As a court of record, Family Court may exercise its contempt power to punish a deceitful statement in appropriate circumstances (see, NY Const, art VI, § 1 [b]; Family Ct Act § 156; Judiciary Law § 753 [2]). Here, the court clearly found no basis to do so and correctly recognized that it had no jurisdiction over allegations of criminal conduct (see, NY Const, art VI, § 13). Instead, the court properly referred respondent to law enforcement officials and the District Attorney. Thus, again respondent has failed to demonstrate any grounds for us to disturb the rulings of Family Court.

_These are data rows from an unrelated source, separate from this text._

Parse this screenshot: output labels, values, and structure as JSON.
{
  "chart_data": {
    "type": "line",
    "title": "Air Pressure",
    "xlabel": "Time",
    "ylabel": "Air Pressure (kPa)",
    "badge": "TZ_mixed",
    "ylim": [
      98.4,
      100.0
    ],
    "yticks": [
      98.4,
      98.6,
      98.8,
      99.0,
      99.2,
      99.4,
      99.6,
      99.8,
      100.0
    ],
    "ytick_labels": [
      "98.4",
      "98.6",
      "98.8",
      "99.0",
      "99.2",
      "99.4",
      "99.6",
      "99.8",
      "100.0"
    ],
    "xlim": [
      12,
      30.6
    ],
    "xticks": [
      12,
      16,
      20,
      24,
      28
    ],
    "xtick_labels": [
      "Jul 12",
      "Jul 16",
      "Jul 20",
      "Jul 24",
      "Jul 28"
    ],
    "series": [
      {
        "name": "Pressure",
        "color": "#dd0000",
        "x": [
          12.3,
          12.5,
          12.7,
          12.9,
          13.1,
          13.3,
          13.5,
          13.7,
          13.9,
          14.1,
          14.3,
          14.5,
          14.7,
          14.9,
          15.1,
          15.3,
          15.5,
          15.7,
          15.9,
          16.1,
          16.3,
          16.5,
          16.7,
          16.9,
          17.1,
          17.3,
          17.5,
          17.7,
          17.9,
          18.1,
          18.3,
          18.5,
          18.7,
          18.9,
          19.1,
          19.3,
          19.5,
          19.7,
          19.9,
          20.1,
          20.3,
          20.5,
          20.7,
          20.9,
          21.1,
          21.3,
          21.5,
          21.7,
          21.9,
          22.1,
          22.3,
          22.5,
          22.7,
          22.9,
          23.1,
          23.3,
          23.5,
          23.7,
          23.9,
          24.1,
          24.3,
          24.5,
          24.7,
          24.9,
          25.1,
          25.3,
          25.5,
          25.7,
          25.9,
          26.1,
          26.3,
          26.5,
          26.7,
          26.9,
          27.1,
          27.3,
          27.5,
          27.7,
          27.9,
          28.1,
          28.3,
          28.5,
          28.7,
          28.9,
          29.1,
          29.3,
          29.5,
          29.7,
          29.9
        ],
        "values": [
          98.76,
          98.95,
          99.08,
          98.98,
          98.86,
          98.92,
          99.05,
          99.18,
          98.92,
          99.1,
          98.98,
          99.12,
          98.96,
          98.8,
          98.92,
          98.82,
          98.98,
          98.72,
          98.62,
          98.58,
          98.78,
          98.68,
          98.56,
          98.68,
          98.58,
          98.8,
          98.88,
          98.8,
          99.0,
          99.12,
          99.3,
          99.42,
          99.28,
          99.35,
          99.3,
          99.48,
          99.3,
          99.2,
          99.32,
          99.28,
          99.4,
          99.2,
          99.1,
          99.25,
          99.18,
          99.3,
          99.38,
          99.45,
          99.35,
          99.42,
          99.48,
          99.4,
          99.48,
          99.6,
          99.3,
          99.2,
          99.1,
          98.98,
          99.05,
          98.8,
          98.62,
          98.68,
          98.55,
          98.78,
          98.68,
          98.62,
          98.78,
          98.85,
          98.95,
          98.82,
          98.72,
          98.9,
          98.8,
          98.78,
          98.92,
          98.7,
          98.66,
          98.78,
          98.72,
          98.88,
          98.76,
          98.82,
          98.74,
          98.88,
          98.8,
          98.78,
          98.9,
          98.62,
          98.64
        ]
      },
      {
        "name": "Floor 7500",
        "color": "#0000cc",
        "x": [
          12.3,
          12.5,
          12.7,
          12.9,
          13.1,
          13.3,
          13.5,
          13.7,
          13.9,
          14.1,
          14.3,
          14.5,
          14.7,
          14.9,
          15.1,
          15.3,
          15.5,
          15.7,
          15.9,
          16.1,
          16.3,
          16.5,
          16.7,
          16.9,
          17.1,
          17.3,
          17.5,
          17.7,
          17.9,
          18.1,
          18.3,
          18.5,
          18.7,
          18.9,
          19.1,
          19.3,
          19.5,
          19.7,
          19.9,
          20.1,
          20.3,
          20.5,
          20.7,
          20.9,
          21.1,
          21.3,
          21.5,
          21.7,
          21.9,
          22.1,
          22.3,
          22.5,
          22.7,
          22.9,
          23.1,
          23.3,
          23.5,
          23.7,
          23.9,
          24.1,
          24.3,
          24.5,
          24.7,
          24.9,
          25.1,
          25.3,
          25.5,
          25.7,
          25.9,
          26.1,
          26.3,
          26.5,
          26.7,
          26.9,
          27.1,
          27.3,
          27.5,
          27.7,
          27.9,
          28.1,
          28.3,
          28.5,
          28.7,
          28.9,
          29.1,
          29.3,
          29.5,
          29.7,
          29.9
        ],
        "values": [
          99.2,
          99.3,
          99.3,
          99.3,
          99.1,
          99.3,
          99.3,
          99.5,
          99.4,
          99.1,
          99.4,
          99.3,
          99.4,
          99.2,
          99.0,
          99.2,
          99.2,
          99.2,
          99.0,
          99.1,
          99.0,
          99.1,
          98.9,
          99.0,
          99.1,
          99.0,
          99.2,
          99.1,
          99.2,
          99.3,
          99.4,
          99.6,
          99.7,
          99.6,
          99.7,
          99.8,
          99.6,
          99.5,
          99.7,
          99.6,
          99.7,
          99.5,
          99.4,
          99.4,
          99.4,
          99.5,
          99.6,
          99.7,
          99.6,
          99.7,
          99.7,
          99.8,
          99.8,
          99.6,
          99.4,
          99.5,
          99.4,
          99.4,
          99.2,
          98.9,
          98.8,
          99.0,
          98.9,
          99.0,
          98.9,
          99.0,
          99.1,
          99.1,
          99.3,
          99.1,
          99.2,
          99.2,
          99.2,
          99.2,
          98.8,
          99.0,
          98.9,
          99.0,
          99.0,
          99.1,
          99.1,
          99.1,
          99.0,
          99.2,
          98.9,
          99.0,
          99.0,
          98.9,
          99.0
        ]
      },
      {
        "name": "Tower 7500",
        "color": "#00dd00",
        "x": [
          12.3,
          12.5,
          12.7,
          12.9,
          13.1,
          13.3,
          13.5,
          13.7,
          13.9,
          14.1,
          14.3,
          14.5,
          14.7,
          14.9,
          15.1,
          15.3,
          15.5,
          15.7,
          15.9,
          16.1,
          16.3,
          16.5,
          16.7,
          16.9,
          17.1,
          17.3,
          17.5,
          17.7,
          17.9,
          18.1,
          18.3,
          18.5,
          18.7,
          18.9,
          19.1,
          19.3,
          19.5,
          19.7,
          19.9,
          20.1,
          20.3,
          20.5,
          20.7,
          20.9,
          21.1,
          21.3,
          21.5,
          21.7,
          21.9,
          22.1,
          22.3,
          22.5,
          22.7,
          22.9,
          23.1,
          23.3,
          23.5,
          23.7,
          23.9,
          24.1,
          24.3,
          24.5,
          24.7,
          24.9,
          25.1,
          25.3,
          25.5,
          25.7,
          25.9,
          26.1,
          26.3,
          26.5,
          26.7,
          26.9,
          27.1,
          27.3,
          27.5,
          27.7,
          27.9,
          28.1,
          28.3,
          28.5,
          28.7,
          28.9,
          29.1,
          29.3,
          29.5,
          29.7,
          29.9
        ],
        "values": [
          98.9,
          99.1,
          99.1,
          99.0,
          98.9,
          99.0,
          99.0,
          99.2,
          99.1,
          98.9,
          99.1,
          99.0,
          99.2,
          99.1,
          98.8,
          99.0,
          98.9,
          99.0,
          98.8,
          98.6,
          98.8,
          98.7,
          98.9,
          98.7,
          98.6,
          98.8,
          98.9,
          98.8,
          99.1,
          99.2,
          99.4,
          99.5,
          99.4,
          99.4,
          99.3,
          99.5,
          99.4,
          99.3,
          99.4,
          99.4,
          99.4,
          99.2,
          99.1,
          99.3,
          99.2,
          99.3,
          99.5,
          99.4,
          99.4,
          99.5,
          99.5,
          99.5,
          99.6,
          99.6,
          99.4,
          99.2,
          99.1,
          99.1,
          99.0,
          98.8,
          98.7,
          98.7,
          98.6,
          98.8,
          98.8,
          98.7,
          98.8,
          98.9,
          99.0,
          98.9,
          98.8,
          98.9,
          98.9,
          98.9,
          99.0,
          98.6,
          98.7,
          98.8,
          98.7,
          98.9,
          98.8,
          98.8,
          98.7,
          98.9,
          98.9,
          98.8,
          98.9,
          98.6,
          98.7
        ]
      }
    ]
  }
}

Cardona, P. J., Crew III, Peters and Lahtinen, JJ., concur. Ordered that the order is affirmed, without costs.

. The record references 14 prior orders. The parties have also been before this Court on five prior occasions (Matter of Collins v Carella, 251 AD2d 850; Matter of Carella v Collins, 228 AD2d 725, appeal dismissed, lv denied 89 NY2d 854; Matter of Carella v Collins, 204 AD2d 831, appeals dismissed, lv dismissed 84 NY2d 850; Carella v King, 198 AD2d 567; Matter of Carella v Collins, 144 AD2d 78).

. Although this date passed over a year ago, the issue is not moot because respondent claims that he would be entitled to rent for the time he provided housing if he were not required to do so.